Friday, 10 August 2018

Funny women

After n years on the comedy circuit, including regular appearances on the Edinburgh Festival Fringe, Natalie Haynes was depressingly asked the same opening question whenever she undertook a media interview: "Are women funny?". (There is more here, including Ms Haynes explaining how the Classics can be made funny.)

Michelle A'Court addressed the question extensively in this Guardian piece in 2014. She has the undeniable qualifications of being a woman and a comedian but I have the advantage of  being older and living through what was probably a significant social change, so here is my two penn'orth.

In the dark days before women's liberation, when comedy was hardly cerebral and women were always ladies to be respected - except for nagging wives and mothers-in-law - and not laughed at. (An outstanding exception from the States is that of Hillary Brooke whose performances as a stooge for Abbott and Costello I came across while writing up my piece on noms de guerre., but I cannot think of a British example.) So the question may have had some point then.

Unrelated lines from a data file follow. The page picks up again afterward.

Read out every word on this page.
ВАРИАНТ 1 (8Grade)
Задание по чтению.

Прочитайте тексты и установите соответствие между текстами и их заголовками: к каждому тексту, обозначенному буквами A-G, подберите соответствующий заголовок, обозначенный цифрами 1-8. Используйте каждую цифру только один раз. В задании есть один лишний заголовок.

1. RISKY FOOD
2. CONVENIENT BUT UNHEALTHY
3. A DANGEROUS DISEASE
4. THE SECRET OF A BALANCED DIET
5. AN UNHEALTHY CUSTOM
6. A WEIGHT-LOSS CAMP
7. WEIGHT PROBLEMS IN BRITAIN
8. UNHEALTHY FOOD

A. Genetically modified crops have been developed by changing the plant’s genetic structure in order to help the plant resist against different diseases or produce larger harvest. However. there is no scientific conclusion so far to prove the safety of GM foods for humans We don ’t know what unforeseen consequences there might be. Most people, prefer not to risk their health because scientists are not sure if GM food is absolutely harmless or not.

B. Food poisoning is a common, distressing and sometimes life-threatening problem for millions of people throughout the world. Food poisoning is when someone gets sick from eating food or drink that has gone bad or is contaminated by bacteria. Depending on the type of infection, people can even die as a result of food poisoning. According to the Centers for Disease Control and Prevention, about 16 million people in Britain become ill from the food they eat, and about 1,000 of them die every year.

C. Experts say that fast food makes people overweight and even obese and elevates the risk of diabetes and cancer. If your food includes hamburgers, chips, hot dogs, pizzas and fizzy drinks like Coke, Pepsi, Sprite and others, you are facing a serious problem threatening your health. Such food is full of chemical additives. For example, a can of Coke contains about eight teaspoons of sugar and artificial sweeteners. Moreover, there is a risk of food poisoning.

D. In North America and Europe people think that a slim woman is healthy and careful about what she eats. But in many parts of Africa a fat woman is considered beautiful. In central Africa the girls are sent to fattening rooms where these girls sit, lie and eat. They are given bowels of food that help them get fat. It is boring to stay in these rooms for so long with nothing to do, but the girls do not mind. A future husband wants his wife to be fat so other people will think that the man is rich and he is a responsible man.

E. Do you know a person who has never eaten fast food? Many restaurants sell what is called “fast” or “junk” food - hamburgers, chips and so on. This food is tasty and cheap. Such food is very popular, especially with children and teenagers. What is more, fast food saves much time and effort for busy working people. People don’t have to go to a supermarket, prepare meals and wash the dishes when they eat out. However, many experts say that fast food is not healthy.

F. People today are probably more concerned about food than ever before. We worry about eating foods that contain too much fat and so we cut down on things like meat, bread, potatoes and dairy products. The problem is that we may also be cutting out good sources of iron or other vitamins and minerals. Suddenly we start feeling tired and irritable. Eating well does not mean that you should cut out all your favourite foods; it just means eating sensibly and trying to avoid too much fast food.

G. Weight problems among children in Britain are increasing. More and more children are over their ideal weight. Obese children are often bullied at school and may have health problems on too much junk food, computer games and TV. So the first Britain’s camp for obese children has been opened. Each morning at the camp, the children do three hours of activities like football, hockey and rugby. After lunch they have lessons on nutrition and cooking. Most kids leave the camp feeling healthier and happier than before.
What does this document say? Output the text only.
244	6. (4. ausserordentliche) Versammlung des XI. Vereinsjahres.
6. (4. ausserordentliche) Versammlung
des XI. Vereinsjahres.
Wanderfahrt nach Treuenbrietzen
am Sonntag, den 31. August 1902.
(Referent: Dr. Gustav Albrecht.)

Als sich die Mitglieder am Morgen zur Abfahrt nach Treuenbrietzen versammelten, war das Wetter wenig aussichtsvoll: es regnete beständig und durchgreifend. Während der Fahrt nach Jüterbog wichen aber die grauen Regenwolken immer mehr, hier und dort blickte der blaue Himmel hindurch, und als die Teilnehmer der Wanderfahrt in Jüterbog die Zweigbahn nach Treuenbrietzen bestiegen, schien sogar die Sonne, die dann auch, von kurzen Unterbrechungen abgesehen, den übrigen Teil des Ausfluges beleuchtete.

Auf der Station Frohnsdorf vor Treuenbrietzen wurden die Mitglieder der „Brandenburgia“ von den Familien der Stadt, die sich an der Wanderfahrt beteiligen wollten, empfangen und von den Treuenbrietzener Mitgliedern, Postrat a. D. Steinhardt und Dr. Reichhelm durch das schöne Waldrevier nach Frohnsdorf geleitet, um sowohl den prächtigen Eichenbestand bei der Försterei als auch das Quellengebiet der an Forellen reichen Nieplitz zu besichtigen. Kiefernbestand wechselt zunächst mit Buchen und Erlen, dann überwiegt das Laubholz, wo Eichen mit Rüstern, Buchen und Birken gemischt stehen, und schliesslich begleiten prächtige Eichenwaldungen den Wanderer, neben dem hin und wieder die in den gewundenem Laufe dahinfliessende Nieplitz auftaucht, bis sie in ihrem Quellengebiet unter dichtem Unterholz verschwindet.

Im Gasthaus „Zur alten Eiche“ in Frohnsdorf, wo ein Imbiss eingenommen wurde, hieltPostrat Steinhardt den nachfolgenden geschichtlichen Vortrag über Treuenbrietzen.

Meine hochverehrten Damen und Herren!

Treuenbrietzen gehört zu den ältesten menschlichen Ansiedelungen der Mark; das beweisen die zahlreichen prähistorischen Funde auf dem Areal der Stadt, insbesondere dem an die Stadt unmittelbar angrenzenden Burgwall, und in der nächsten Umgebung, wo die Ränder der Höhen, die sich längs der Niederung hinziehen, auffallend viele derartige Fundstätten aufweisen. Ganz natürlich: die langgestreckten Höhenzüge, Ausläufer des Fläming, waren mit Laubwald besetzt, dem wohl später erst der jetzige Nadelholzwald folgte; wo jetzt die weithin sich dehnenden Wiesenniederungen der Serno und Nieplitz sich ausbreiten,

There have undoubtedly been funny women on the stage and later on the screen and radio since each of those media became popular. I recall Jeanne de Casalis (Mrs Feather), Gladys Morgan, Hylda Baker, Gert and Daisy, Joyce Grenfell, Mabel Constanduros and Suzette Tarri* from my youth. Earlier, there were Marie Lloyd, Vesta Tilley and others (who performed songs written by men). However, they were all outside the norm or of a certain age.

The break was probably made on the other side of the Atlantic earlier, but I would put Victoria Wood and Pam Ayres at the head of the revolution in the UK. Here were nubile women, writing their own material, who were not grotesques but who were still laugh-out-loud funny. To be sure, in Victoria Wood's character sketches there is a clear line of descent from Joyce Grenfell and Suzette Tarri (YouTube sample here). It cannot be a coincidence that when she appeared on the Michael Parkinson show, her walk-on music was Red Sails in the Sunset, which was Suzette Tarri's signature tune. Did Ms Wood choose it or did that adroit musical director Harry Stoneham? Since Tarri died when Victoria Wood was not yet in primary school, I suspect the latter.

Since the 1970s, there has been a spate of female stand-up comedians, too many to list. However, there should be mention of the very special Linda Smith who, like Victoria Wood, was taken from us all too soon.

* The wikipedia entry is surely wrong in citing ITMA. Rather, Tarri was a regular performer on variety programmes such as Monday Night at 8 and Music-Hall - and she had a regular show of her own (before my time). The cockney char in ITMA, Mona Lott, was played by Joan Harben.